Special focus was given to the estimation of urinary excretion rates and the direct determination of major conjugation products. Methanol (LC gradient grade) and glacial acetic acid (p.a.) were purchased from find more Merck (Darmstadt, Germany), acetonitrile (ACN, LC gradient grade) from VWR (Leuven, Belgium), creatinine from Sigma
(Schnelldorf, Germany). Deoxynivalenol-3-O-glucuronide and zearalenone-14-O-glucuronide were synthesized by optimized procedures as described elsewhere ( Fruhmann et al., 2012 and Mikula et al., 2012). Other standards were purchased from Sigma (ZEN, α- and β-ZEL) and Romer Labs Diagnostic GmbH Tulln, Austria (DON, 13C15-DON, deepoxy-DON, nivalenol, T-2 toxin, HT-2 toxin, ochratoxin A, aflatoxin M1, fumonisins B1 and B2). Solid standard substances were dissolved in pure methanol (DON-3-GlcA, nivalenol) or ACN (DON, ZEN-14-GlcA, ZEN, α- and β-ZEL). All other standards were delivered in ACN or ACN/H2O (fumonisins B1 and B2) and stored at −20 °C. A combined multi standard working solution for preparation of calibrants and spiking experiments was prepared in ACN containing 10.0 mg/L DON, IDH inhibitor DON-3-GlcA, deepoxy-DON, nivalenol and HT-2, 5.0 mg/L fumonisin B1 and B2, 2.5 mg/L ZEN-14-GlcA, α-ZEL, β-ZEL and T-2, 1.0 mg/L ZEN and 13C15-DON and 0.125 mg/L aflatoxin M1 and ochratoxin A. DON-15-GlcA was separated
and subsequently fractionated from a highly contaminated human urine
sample which contained both, DON-3-GlcA and DON-15-GlcA (Warth et al., 2012a).

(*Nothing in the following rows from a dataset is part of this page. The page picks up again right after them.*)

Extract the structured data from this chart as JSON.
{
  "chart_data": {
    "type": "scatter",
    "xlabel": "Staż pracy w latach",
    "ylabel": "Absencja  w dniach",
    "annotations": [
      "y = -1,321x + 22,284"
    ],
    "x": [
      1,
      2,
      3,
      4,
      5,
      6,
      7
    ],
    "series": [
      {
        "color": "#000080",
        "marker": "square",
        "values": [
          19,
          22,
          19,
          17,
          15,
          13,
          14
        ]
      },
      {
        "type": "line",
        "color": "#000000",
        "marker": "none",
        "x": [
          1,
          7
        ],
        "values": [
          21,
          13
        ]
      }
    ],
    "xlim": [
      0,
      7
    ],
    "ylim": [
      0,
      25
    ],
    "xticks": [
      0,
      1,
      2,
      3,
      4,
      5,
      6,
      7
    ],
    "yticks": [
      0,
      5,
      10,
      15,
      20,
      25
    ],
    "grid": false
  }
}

Sulfate conjugates were not included in the study FER due to a lack of reference standard (DON-sulfate) and poor chromatographic behavior on the used chromatographic column (ZEN-sulfate). Enzymatic hydrolysis of the samples was done using β-glucuronidase from Escherichia coli (Type IX-A, Sigma). 500 μL urine were mixed with 500 μL PBS buffer (75 mM, pH 7.4) containing 3000 units of β-glucuronidase and incubated at 37 °C for 18 h. Digested samples were centrifuged and 200 μL of the supernatant was diluted with 800 μL dilution solvent to result in a total dilution factor of ten like the untreated samples. The study was conducted on a 27 year old, healthy male volunteer who consumed a special diet over a period of eight days as displayed in Fig. 1. On the first and the last two days the person ingested a mycotoxin reduced diet, which was based on rice, vegetables, fruits and milk products to reach Fusarium mycotoxin blank levels in excreted urine. During the four days in between, a diet naturally contaminated with high levels of DON was consumed, with exactly the same servings each day at the same times. This DON intervention diet consisted of cereals with wheat bran for breakfast, maize porridge (including maize flour) for lunch and bread, beer and pop-corn in the evening.